Wednesday, February 8, 2012

Publishing Jitters, Writing Jitters

Different strokes...
Some writers get the jitters after they've finished a book. Galleys are done, review copies out. No going back. Too late to fix the horrible errors that are certainly there. Readers will hate it. Reviewers will shred the book and crucify the author.

My jitters come earlier in the process. As a writer incapable of using an outline for fiction, I begin my stories with a barely-defined character in a murky situation, turn the character loose, and start banging the keyboard. My first drafts are masterpieces of literary malfeasance, the poor characters stumbling this way and that, trying to find their way through the novelistic equivalent of a classic London pea-souper.

As I wrote my first few books, the end of a writing session found my characters and me equally exhausted. But I learned that if I'd just...keep...writing, the characters would gradually reveal and define themselves. Words I couldn't have imagined would be spoken; deeds I couldn't have envisioned would be done, and the book would spring to life. Like a biologist bringing a slide under a microscope into focus. By the time I write "The End" - well, I never actually do write "The End," but to make a point - I feel as though I've told the story I wanted to tell (which is always different from the story I had thought I'd wanted to tell), and that I've done it as well as I could. By the time the book comes out, I'm into the next story*, and any jitters I have are related to the new project.

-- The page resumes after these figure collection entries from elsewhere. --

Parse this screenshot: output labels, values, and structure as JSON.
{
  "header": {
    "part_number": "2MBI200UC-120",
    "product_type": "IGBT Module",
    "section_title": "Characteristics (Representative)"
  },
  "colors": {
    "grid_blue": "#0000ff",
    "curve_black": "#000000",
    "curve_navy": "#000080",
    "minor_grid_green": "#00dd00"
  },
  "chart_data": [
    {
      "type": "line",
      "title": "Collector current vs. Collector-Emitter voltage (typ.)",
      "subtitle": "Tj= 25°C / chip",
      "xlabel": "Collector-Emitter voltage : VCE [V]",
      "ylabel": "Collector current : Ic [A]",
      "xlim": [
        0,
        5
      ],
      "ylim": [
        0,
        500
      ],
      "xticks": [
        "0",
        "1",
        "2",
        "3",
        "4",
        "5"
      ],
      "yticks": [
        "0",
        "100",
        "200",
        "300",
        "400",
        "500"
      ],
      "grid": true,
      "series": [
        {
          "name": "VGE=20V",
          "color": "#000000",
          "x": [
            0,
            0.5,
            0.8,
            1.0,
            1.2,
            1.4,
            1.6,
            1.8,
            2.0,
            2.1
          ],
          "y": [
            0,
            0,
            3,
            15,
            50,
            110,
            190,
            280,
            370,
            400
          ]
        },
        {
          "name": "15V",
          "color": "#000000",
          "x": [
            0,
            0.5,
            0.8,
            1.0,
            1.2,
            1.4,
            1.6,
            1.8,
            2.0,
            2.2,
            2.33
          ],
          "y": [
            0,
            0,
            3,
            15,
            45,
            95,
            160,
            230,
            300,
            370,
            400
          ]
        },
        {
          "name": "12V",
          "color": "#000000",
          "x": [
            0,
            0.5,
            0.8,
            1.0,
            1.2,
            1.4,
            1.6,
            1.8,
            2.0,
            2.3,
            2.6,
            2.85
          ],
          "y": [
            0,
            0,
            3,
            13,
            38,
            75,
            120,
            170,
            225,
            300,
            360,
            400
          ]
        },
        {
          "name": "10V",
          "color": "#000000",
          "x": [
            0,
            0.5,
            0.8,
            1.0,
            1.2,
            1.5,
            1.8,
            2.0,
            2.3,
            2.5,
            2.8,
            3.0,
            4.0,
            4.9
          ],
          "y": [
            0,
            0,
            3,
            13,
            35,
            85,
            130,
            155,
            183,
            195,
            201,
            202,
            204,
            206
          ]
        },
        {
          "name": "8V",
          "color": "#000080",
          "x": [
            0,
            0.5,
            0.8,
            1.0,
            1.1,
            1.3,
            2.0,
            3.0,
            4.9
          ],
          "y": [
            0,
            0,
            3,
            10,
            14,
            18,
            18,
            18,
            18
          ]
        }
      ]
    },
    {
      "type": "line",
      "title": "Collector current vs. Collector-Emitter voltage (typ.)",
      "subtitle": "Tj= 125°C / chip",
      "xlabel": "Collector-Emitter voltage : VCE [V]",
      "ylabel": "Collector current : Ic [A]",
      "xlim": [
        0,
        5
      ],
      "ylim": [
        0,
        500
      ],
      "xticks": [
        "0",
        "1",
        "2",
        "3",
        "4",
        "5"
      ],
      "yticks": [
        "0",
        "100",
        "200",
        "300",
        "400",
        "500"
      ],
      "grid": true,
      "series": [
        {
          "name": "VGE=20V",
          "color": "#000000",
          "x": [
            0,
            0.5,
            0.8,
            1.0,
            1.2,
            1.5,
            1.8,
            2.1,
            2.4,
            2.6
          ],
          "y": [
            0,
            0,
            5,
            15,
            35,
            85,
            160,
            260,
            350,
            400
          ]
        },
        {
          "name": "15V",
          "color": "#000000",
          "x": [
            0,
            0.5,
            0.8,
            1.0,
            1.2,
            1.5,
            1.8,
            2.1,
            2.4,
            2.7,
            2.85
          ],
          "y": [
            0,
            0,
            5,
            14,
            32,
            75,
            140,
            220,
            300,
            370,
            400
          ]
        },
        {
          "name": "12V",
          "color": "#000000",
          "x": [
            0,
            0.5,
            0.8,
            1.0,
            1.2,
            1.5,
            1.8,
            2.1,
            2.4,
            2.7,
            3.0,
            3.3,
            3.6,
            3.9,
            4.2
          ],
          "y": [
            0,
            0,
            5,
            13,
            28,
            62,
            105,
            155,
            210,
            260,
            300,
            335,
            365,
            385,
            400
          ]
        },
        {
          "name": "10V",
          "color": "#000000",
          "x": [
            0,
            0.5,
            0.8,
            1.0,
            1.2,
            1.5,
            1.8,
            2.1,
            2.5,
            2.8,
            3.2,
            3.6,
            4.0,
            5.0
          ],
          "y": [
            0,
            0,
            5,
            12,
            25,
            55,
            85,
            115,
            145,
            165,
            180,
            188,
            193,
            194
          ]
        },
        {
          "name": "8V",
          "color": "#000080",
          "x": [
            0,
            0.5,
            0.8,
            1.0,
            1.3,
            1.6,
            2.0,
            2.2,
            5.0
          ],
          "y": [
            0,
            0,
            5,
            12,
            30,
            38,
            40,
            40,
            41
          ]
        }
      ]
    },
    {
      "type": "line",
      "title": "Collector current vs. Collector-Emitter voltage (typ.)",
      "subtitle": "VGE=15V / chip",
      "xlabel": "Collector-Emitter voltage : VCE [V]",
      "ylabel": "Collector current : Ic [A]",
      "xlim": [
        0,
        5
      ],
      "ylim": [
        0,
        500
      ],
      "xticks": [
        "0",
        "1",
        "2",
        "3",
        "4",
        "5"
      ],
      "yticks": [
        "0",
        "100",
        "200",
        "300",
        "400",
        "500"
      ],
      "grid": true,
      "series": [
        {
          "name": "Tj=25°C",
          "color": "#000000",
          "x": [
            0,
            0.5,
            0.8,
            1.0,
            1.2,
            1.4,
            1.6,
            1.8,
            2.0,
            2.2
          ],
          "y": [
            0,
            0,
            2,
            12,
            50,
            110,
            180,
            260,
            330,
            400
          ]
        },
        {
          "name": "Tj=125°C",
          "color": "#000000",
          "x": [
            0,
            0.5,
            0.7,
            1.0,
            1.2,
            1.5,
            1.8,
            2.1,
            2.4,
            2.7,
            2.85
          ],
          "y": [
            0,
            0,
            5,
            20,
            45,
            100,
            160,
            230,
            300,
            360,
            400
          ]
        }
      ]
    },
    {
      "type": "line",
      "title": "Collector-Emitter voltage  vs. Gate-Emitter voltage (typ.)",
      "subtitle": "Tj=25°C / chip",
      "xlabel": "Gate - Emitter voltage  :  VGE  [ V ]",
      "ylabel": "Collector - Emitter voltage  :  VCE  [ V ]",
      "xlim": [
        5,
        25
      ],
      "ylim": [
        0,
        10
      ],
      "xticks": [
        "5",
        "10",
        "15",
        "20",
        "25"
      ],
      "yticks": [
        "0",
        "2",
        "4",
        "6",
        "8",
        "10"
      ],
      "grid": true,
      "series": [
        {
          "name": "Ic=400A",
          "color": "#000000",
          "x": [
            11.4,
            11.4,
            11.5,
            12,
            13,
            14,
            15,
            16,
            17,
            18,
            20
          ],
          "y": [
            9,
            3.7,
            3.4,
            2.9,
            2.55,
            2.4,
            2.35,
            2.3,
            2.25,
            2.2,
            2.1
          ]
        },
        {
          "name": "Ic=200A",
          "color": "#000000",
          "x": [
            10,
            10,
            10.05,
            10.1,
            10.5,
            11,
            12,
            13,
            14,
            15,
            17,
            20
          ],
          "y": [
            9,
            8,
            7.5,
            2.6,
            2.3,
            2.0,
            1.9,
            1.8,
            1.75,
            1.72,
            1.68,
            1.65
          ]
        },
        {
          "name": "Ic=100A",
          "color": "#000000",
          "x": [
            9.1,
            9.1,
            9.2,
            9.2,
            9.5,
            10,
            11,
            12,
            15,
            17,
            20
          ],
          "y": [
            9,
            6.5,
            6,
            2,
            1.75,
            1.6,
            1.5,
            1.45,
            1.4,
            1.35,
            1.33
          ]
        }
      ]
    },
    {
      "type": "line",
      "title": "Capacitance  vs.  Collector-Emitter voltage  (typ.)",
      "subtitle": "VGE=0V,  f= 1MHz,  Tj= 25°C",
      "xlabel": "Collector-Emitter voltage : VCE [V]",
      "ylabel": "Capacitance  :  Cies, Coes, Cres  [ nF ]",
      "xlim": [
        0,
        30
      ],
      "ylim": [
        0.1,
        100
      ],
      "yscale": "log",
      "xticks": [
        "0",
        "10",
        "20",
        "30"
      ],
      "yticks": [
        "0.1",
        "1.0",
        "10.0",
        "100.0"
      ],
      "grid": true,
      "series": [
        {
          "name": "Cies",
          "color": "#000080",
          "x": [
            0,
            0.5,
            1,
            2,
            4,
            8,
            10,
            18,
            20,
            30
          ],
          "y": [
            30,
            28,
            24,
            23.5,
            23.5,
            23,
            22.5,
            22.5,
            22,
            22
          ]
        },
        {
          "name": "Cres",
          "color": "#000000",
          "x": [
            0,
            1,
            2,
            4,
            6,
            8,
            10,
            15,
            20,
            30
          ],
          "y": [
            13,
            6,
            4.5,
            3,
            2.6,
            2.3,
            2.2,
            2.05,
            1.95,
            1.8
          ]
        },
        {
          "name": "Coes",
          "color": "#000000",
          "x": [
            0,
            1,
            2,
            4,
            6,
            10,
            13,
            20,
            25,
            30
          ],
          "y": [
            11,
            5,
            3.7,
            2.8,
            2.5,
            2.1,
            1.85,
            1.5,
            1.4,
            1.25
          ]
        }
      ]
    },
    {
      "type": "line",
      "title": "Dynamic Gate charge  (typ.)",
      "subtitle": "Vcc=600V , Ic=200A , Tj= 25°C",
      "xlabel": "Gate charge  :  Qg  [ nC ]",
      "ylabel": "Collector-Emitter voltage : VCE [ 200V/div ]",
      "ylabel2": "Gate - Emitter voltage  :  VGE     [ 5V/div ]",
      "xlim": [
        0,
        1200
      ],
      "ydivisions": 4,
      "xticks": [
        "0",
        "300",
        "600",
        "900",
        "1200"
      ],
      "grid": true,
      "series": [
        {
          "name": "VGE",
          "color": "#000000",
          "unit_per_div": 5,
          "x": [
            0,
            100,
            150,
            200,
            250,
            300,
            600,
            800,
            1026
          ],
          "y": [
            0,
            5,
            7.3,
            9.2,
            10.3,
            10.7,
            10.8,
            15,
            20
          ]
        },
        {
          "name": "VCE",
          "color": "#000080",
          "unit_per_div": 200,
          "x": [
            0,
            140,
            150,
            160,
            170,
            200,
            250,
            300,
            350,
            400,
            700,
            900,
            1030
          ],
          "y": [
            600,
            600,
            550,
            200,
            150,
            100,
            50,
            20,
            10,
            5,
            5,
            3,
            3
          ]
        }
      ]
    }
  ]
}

 Sometimes I think about all the other roads my characters might've taken, but didn't. Just like real life. Alternative histories haunt us as we constantly make choices that send us off in particular directions, too bad about the myriad other possibilities that never will be.

To take it a step further, how many other possibilities were there at the moment my parents did what it took to put me into the world? I'm sure there could have been better Larry Karps, and I guess there could have been worse, but for better or worse, here I am. All I can do is keep stumbling forward, and hope that when I've finished the final draft, it will be the best story I could have told.

* There are exceptions to every rule. With A Perilous Conception out for two months now, I'm not yet into my next story. But that's a whole nother story. I hope to be generating my next set of jitters soon.